C'était étrange que Molly ne me pourchasse pas en hurlant. Maintenant, j'ai la réponse. Je la détaille longuement en manquant d'exploser de rire. Elle s'est refait les couettes, plaquant minutieusement ses mèches rebelles. Elle a aussi terminé son maquillage des lèvres avec un contouring pour un effet plus volumineux, donnant l'impression qu'elle s'est fait faire des injections. Le rendu est beaucoup trop chargé et ne la met pas particulièrement en valeur.

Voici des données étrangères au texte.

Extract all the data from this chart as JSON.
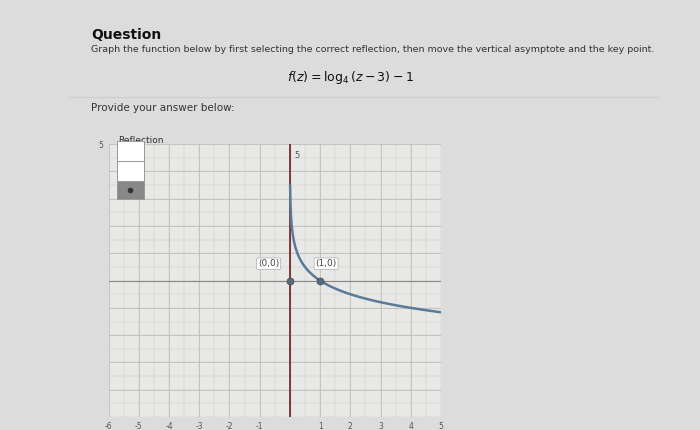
{
  "title": "Question",
  "subtitle": "Graph the function below by first selecting the correct reflection, then move the vertical asymptote and the key point.",
  "function_tex": "$f(z) = \\log_4(z-3)-1$",
  "provide_label": "Provide your answer below:",
  "reflection_label": "Reflection",
  "key_points": [
    [
      0,
      0
    ],
    [
      1,
      0
    ]
  ],
  "key_point_labels": [
    "(0,0)",
    "(1,0)"
  ],
  "vertical_asymptote_x": 0,
  "x_min": -6,
  "x_max": 5,
  "y_min": -5,
  "y_max": 5,
  "bg_color": "#e8e8e6",
  "grid_color": "#c8c8c6",
  "curve_color": "#5a7a9a",
  "asymptote_color": "#7a3030",
  "axis_color": "#888888",
  "page_bg": "#dcdcdc",
  "inner_bg": "#f2f0ee"
}
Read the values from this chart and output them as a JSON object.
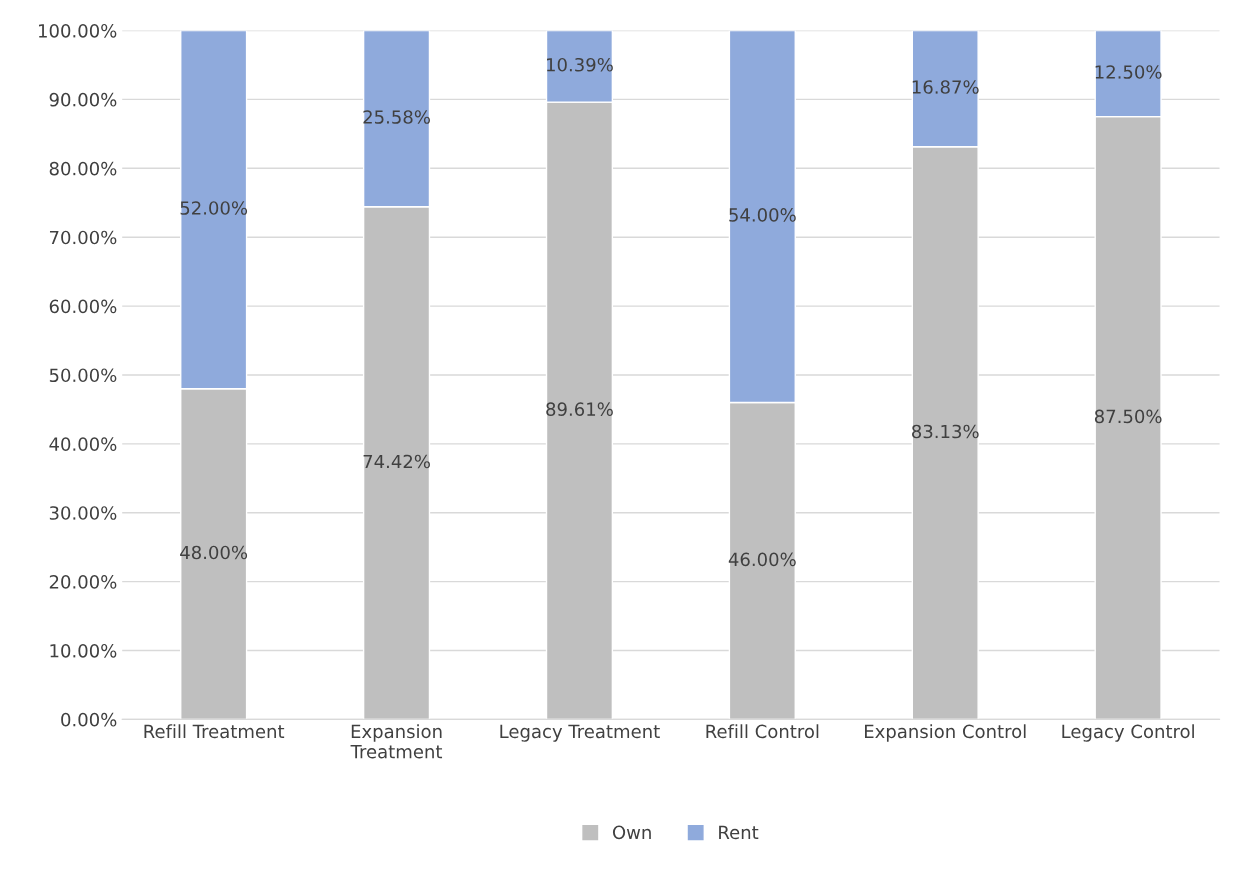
{
  "chart_data": {
    "type": "bar",
    "stacked": true,
    "categories": [
      "Refill Treatment",
      "Expansion\nTreatment",
      "Legacy Treatment",
      "Refill Control",
      "Expansion Control",
      "Legacy Control"
    ],
    "series": [
      {
        "name": "Own",
        "color": "#bfbfbf",
        "values": [
          48.0,
          74.42,
          89.61,
          46.0,
          83.13,
          87.5
        ],
        "value_labels": [
          "48.00%",
          "74.42%",
          "89.61%",
          "46.00%",
          "83.13%",
          "87.50%"
        ]
      },
      {
        "name": "Rent",
        "color": "#8faadc",
        "values": [
          52.0,
          25.58,
          10.39,
          54.0,
          16.87,
          12.5
        ],
        "value_labels": [
          "52.00%",
          "25.58%",
          "10.39%",
          "54.00%",
          "16.87%",
          "12.50%"
        ]
      }
    ],
    "ylim": [
      0,
      100
    ],
    "yticks": [
      {
        "value": 0,
        "label": "0.00%"
      },
      {
        "value": 10,
        "label": "10.00%"
      },
      {
        "value": 20,
        "label": "20.00%"
      },
      {
        "value": 30,
        "label": "30.00%"
      },
      {
        "value": 40,
        "label": "40.00%"
      },
      {
        "value": 50,
        "label": "50.00%"
      },
      {
        "value": 60,
        "label": "60.00%"
      },
      {
        "value": 70,
        "label": "70.00%"
      },
      {
        "value": 80,
        "label": "80.00%"
      },
      {
        "value": 90,
        "label": "90.00%"
      },
      {
        "value": 100,
        "label": "100.00%"
      }
    ],
    "grid": "y",
    "legend": "bottom"
  }
}
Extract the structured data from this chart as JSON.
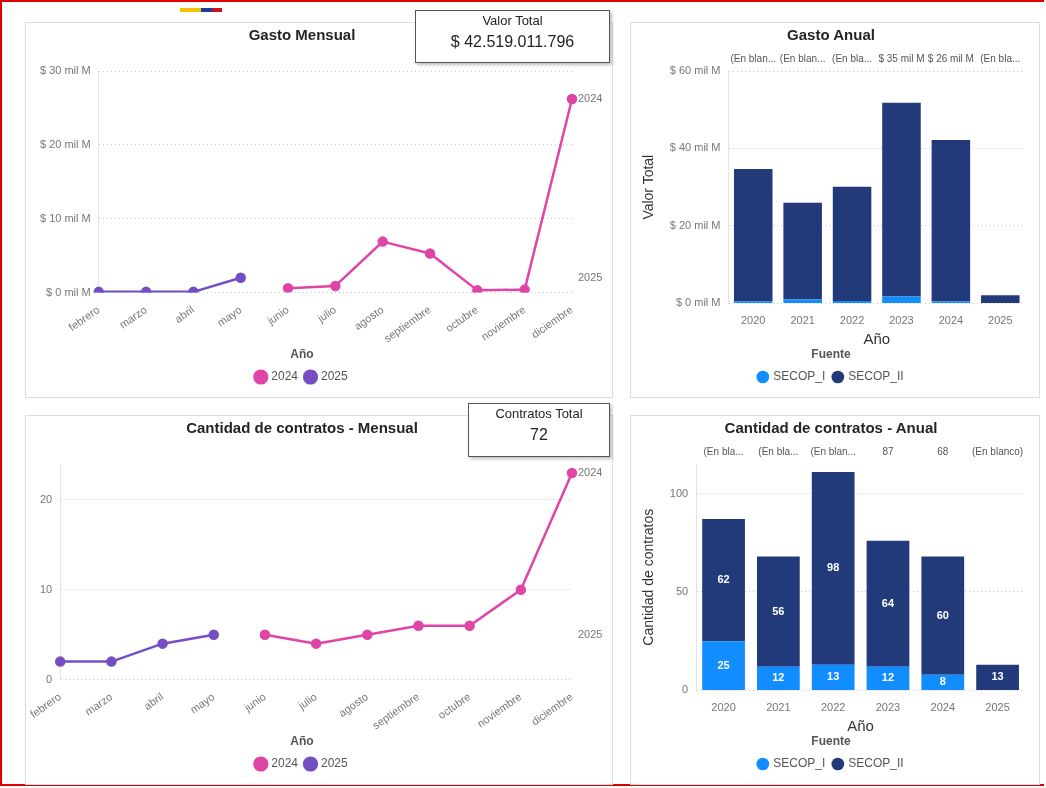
{
  "chart_data": [
    {
      "type": "line",
      "title": "Gasto Mensual",
      "categories": [
        "febrero",
        "marzo",
        "abril",
        "mayo",
        "junio",
        "julio",
        "agosto",
        "septiembre",
        "octubre",
        "noviembre",
        "diciembre"
      ],
      "series": [
        {
          "name": "2024",
          "color": "#e044a7",
          "values": [
            null,
            null,
            null,
            null,
            0.6,
            0.9,
            6.9,
            5.3,
            0.3,
            0.4,
            26.2
          ]
        },
        {
          "name": "2025",
          "color": "#744ec2",
          "values": [
            0.1,
            0.1,
            0.1,
            2.0,
            null,
            null,
            null,
            null,
            null,
            null,
            null
          ]
        }
      ],
      "ylim": [
        0,
        30
      ],
      "yticks": [
        {
          "value": 0,
          "label": "$ 0 mil M"
        },
        {
          "value": 10,
          "label": "$ 10 mil M"
        },
        {
          "value": 20,
          "label": "$ 20 mil M"
        },
        {
          "value": 30,
          "label": "$ 30 mil M"
        }
      ],
      "grid": "y",
      "legend": "bottom",
      "legend_title": "Año",
      "marker": "circle",
      "line_style": "solid"
    },
    {
      "type": "other",
      "title": "Valor Total",
      "annotations": [
        "$ 42.519.011.796"
      ]
    },
    {
      "type": "bar",
      "title": "Gasto Anual",
      "categories": [
        "2020",
        "2021",
        "2022",
        "2023",
        "2024",
        "2025"
      ],
      "stacked": true,
      "series": [
        {
          "name": "SECOP_I",
          "color": "#118dff",
          "values": [
            0.5,
            1.0,
            0.6,
            1.8,
            0.5,
            null
          ]
        },
        {
          "name": "SECOP_II",
          "color": "#223a7a",
          "values": [
            34.2,
            25.0,
            29.5,
            50.0,
            41.7,
            2.1
          ]
        }
      ],
      "annotations": [
        "(En blan...",
        "(En blan...",
        "(En bla...",
        "$ 35 mil M",
        "$ 26 mil M",
        "(En bla..."
      ],
      "xlabel": "Año",
      "ylabel": "Valor Total",
      "ylim": [
        0,
        60
      ],
      "yticks": [
        {
          "value": 0,
          "label": "$ 0 mil M"
        },
        {
          "value": 20,
          "label": "$ 20 mil M"
        },
        {
          "value": 40,
          "label": "$ 40 mil M"
        },
        {
          "value": 60,
          "label": "$ 60 mil M"
        }
      ],
      "grid": "y",
      "legend": "bottom",
      "legend_title": "Fuente"
    },
    {
      "type": "line",
      "title": "Cantidad de contratos - Mensual",
      "categories": [
        "febrero",
        "marzo",
        "abril",
        "mayo",
        "junio",
        "julio",
        "agosto",
        "septiembre",
        "octubre",
        "noviembre",
        "diciembre"
      ],
      "series": [
        {
          "name": "2024",
          "color": "#e044a7",
          "values": [
            null,
            null,
            null,
            null,
            5,
            4,
            5,
            6,
            6,
            10,
            23
          ]
        },
        {
          "name": "2025",
          "color": "#744ec2",
          "values": [
            2,
            2,
            4,
            5,
            null,
            null,
            null,
            null,
            null,
            null,
            null
          ]
        }
      ],
      "ylim": [
        0,
        24
      ],
      "yticks": [
        0,
        10,
        20
      ],
      "grid": "y",
      "legend": "bottom",
      "legend_title": "Año",
      "marker": "circle",
      "line_style": "solid"
    },
    {
      "type": "other",
      "title": "Contratos Total",
      "annotations": [
        "72"
      ]
    },
    {
      "type": "bar",
      "title": "Cantidad de contratos - Anual",
      "categories": [
        "2020",
        "2021",
        "2022",
        "2023",
        "2024",
        "2025"
      ],
      "stacked": true,
      "series": [
        {
          "name": "SECOP_I",
          "color": "#118dff",
          "values": [
            25,
            12,
            13,
            12,
            8,
            null
          ]
        },
        {
          "name": "SECOP_II",
          "color": "#223a7a",
          "values": [
            62,
            56,
            98,
            64,
            60,
            13
          ]
        }
      ],
      "annotations": [
        "(En bla...",
        "(En bla...",
        "(En blan...",
        "87",
        "68",
        "(En blanco)"
      ],
      "data_labels": true,
      "xlabel": "Año",
      "ylabel": "Cantidad de contratos",
      "ylim": [
        0,
        115
      ],
      "yticks": [
        0,
        50,
        100
      ],
      "grid": "y",
      "legend": "bottom",
      "legend_title": "Fuente"
    }
  ]
}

Il n'était pas question pour elle de se montrer en public sans rectifier sa couche de maquillage. Complètement dépendante de l'image qu'elle doit renvoyer, elle a préféré terminer de se préparer avant de continuer notre altercation.
La colère déforme son visage en une grimace horrible. Je ne prends pas la fuite car dans tous les cas elle me rattraperait. Je n'ai plus qu'à attendre que sa vague de haine se déverse sur moi. Je passe ma langue sur mes lèvres, en la toisant. J'attends qu'elle entame la conversation, ce qui ne tarde pas, puisqu'elle me lance d'un ton cinglant :
— Toi !
Toujours dans la provocation, je fais mine de ne pas comprendre à qui elle s'adresse, en cherchant autour de moi, et ça l'agace encore plus. Elle ferme les yeux en serrant fort les paupières et secoue sa tête, le visage écarlate.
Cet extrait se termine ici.